The majority of false positive output (3 FPs) for the SP corpus fell into Category 1 (Different word, spelled correctly), but the rest (2 FPs) were in Category 3 (Alternative form of noisy term). The majority of false positive output for the EDVP corpus fell into Category 2 (Misspelling of different word: 12 FPs), but there were also relatively significant amounts in Category 1 (9 FPs) and Category 4 (Slang equivalent: 3 FPs). Terms in Categories 1 and 4 could be added to the SPECIALIST Lexicon. Category 1 terms would definitely be of use. Officials at the National Library of Medicine would need to decide whether slang terms would enrich the SPECIALIST Lexicon.
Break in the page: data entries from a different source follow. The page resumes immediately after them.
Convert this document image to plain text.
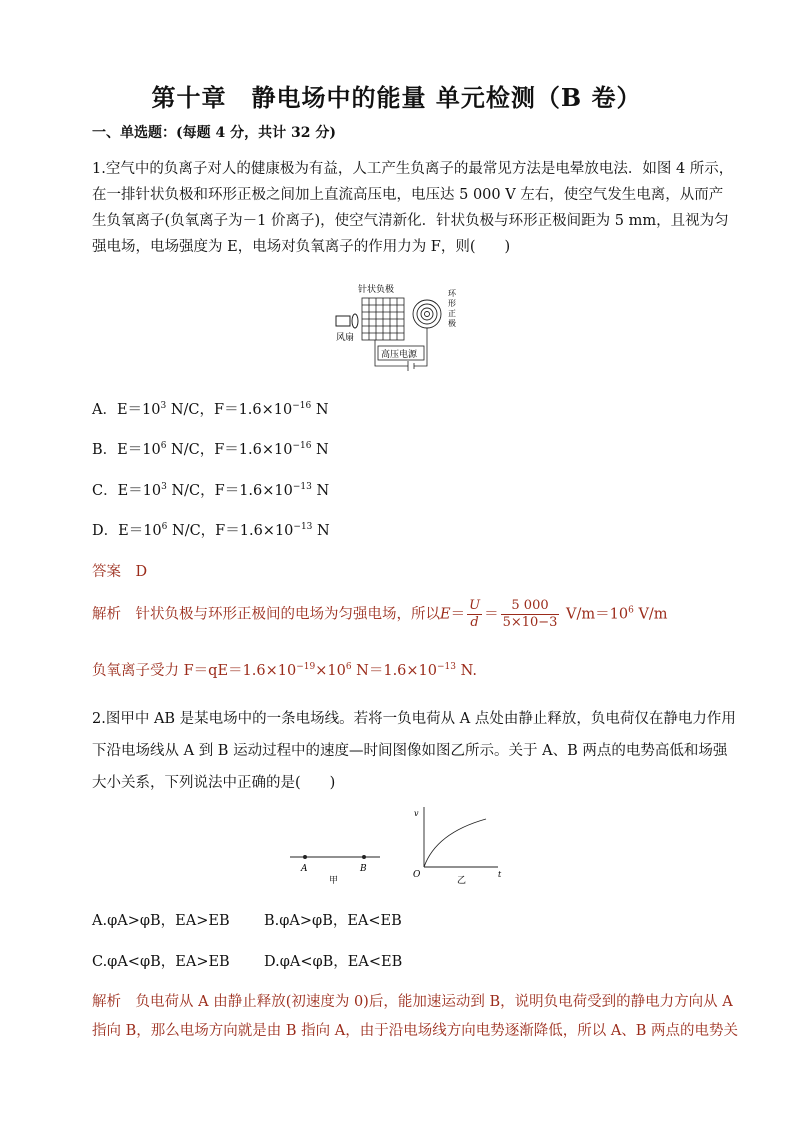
第十章　静电场中的能量 单元检测（B 卷）
一、单选题：(每题 4 分，共计 32 分)
1.空气中的负离子对人的健康极为有益，人工产生负离子的最常见方法是电晕放电法．如图 4 所示，
在一排针状负极和环形正极之间加上直流高压电，电压达 5 000 V 左右，使空气发生电离，从而产
生负氧离子(负氧离子为－1 价离子)，使空气清新化．针状负极与环形正极间距为 5 mm，且视为匀
强电场，电场强度为 E，电场对负氧离子的作用力为 F，则(　　)
针状负极
风扇
环
形
正
极
高压电源
A．$E=10^3$ N/C，$F=1.6\times 10^{-16}$ N
B．$E=10^6$ N/C，$F=1.6\times 10^{-16}$ N
C．$E=10^3$ N/C，$F=1.6\times 10^{-13}$ N
D．$E=10^6$ N/C，$F=1.6\times 10^{-13}$ N
答案　 D
解析　 针状负极与环形正极间的电场为匀强电场，所以$E= \frac{U}{d} = \frac{5 000}{5\times 10-3} V/m=10^6$ V/m
负氧离子受力 $F=qE=1.6\times 10^{-19}\times 10^6$ $N=1.6\times 10^{-13}$ N.
2.图甲中 AB 是某电场中的一条电场线。若将一负电荷从 A 点处由静止释放，负电荷仅在静电力作用
下沿电场线从 A 到 B 运动过程中的速度—时间图像如图乙所示。关于 A、B 两点的电势高低和场强
大小关系，下列说法中正确的是(　　)
A	B
甲
v
O	t
乙
A.φA>φB，EA>EB B.φA>φB，EA<EB
C.φA<φB，EA>EB D.φA<φB，EA<EB
解析　 负电荷从 A 由静止释放(初速度为 0)后，能加速运动到 B，说明负电荷受到的静电力方向从 A
指向 B，那么电场方向就是由 B 指向 A，由于沿电场线方向电势逐渐降低，所以 A、B 两点的电势关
Characterizing misspellings

The most common misspelling type in both corpora was letter omission (Table 2). Letter insertion and transposition were also common in each corpora, with wrong letter and multiple/mixed errors less common. However, there were over four times the total spelling errors in the EDVP corpus. These values suggest that authors of these two corpora tend to make similar mistakes, but those writing emergency visit and progress notes make more mistakes. This may be due to one or more reasons, including different environmental conditions in which the various authors work, and presents an interesting direction for future research. More research involving other document types may provide further insight into the types and frequencies of errors made in clinical text.

Conclusion

We developed a prototype method to detect and correct misspellings in clinical text. This method uses a pipeline framework to identify correctly and incorrectly spelled word pairs by leveraging term frequencies, Word2Vec, use of the SPECIALIST Lexicon, and a Levenshtein edit distance constraint. An implementation of the method achieved 0.9057 and 0.8979 positive predictive values on two separate corpora. These promising results suggest the need for expanded research regarding this method.

Limitations

This was only an exploratory study, using small corpora of surgical pathology and emergency department documents. More research is needed to determine the method’s performance for other document types. Because the method uses frequencies, performance for very infrequent terms would likely be affected.